Convergent validity of the SF-36 was also demonstrated. Findings showed that the mental component of the SF-36 taps into symptoms of internalizing disorders better than generic caregiver strain. While stronger correlations were found for the mental versus physical component score, these differences were not significant and reaffirm the physical-mental health link. Similar findings were seen when comparing parents with versus without clinically relevant symptoms of psychopathology and which has been reported previously [
53].
Finally, worse HRQL in parents of children with multiple mental illnesses was supported. This inverse dose–response association was linear in nature and likely reflects the challenges experienced by parents caring for a child with multiple illnesses; a common occurrence in child and adolescent psychiatry [
4]. The number of comorbidities can also be a proxy for illness severity. Inverse associations between child illness severity and parent HRQL have been reported in samples of children with physical [
54] and mental illnesses [
55,
56].
4.1. Study Implications
The findings contribute to extending the validity and reliability of the SF-36 and should provide confidence using this measure in parents of children with mental illness. Replication of its factor structure suggests that the HRQL construct is interpreted in this sample of parents in the same manner in which the SF-36 was initially developed. Thus, it can be used to make comparisons across samples and with population norms. The design of the current study did not allow for the examination of test–retest reliability and predictive validity of the SF-36. Given the uniqueness of this parent population, these important psychometric properties should be evaluated in the future studies. Additional work is needed to demonstrate that the SF-36 has clinical utility as a patient-reported outcome assessing change in HRQL. Quantifying its responsiveness to change and calibrating minimally important differences is necessary prior to implementing the SF-36 as a potential outcome in the evaluation of family-centered approaches to care within child and adolescent psychiatry. Further, given the strong correlation between the mental component score and the CESD (and to a lesser extent, the STAI), it appears as though the same underlying construct, internalizing symptoms, is being measured [
57]. In conducting future studies, researchers may consider including the SF-36 to measure both HRQL and parent psychopathology in order to reduce respondent burden.
4.2. Limitations
There are notable limitations to this study.
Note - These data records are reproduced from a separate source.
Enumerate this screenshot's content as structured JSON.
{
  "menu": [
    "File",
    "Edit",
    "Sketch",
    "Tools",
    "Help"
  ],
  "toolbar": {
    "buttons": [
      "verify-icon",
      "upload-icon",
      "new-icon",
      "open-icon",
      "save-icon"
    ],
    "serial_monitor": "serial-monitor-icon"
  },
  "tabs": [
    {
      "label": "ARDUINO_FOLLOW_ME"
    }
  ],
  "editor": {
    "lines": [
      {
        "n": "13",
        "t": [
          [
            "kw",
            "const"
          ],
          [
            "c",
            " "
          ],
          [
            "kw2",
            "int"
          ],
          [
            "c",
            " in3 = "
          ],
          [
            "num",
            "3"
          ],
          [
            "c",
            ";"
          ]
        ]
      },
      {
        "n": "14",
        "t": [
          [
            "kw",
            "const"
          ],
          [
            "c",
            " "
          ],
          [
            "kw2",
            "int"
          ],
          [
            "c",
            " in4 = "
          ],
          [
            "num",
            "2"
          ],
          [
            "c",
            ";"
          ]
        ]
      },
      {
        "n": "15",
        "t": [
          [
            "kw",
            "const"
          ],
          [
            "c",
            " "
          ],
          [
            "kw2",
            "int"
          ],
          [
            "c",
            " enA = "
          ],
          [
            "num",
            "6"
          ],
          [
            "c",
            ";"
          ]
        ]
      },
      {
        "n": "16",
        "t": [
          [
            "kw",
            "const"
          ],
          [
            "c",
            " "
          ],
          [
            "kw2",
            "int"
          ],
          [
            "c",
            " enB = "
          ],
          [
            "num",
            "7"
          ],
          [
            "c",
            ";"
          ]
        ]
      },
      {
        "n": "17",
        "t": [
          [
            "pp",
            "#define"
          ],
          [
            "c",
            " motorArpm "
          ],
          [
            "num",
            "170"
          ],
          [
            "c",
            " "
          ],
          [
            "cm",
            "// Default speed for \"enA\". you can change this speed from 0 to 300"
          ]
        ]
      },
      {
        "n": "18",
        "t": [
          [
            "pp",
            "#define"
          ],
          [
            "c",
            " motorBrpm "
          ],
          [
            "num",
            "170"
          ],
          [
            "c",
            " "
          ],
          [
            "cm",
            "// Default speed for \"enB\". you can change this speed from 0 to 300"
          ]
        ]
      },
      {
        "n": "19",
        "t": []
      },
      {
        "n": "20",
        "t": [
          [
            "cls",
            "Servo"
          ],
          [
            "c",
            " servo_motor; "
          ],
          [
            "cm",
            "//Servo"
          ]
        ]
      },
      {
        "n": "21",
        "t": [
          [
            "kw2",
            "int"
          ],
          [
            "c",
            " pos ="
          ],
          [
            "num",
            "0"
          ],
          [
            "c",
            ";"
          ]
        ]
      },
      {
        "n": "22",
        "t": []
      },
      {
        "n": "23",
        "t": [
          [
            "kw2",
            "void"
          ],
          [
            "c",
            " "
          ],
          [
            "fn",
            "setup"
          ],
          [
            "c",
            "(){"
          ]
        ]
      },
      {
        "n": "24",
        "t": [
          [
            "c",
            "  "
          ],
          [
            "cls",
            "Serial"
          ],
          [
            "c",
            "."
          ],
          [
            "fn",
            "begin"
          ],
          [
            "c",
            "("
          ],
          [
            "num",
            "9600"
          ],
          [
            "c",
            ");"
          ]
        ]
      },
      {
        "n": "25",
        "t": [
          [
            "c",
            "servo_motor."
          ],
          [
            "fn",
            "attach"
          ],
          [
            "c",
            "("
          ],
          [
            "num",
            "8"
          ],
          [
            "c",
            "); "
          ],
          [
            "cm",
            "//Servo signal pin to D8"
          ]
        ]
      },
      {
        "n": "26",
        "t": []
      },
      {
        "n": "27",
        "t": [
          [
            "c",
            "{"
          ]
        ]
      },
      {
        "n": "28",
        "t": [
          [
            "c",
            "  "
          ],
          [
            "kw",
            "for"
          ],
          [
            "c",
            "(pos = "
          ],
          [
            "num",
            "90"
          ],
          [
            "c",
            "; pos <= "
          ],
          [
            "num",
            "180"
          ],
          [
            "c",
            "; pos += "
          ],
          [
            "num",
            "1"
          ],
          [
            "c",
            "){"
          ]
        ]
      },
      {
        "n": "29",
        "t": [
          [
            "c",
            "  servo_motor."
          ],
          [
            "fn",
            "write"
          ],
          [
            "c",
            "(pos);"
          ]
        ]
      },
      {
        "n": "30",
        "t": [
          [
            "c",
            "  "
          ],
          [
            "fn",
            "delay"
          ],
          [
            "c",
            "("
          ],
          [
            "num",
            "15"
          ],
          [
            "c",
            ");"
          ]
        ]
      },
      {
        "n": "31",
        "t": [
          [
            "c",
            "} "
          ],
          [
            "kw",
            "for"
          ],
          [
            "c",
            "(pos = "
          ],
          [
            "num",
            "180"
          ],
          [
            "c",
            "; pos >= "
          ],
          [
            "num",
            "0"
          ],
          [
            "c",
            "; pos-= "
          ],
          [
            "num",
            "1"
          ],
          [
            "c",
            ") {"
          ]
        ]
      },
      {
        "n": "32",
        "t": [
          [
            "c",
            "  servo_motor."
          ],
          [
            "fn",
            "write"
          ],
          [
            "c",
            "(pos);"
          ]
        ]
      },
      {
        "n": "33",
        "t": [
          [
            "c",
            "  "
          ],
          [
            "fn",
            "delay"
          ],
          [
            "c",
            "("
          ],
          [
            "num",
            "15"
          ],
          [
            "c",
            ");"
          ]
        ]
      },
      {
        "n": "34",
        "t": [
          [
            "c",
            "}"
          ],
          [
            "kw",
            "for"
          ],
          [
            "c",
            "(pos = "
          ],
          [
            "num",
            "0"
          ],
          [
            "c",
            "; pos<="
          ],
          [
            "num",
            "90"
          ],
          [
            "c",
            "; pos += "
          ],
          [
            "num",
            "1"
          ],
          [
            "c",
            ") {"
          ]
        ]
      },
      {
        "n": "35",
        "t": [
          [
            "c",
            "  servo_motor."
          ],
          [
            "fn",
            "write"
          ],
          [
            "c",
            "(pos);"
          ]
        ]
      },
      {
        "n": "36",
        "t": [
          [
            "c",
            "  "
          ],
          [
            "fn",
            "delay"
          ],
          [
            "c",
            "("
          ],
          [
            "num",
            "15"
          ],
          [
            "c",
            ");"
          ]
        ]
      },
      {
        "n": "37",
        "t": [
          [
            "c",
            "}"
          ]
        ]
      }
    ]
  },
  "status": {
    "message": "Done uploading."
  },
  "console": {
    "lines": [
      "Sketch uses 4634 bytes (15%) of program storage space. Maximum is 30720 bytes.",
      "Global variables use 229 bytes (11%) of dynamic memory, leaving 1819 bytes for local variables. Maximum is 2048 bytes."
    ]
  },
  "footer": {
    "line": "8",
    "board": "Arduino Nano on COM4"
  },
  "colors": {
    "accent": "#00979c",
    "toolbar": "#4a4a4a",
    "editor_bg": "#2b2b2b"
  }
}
First, the relatively small sample size prevented the examination of more complex factor structures that could potentially result in a better fitting model (e.g., bifactor) and underrepresentation of immigrants [
58] may limit the generalizability of the findings to this population of parents of children with mental illness. Relatedly, recruitment from a single site may not adequately reflect the broader experience of this population. Second, shared method variance may have resulted in overestimated correlations and associations. Third, the absence of a control group (i.e., parents of children without mental illness) prevented the opportunity to formally test for measurement invariance of the SF-36, further contributing to its validation in this population.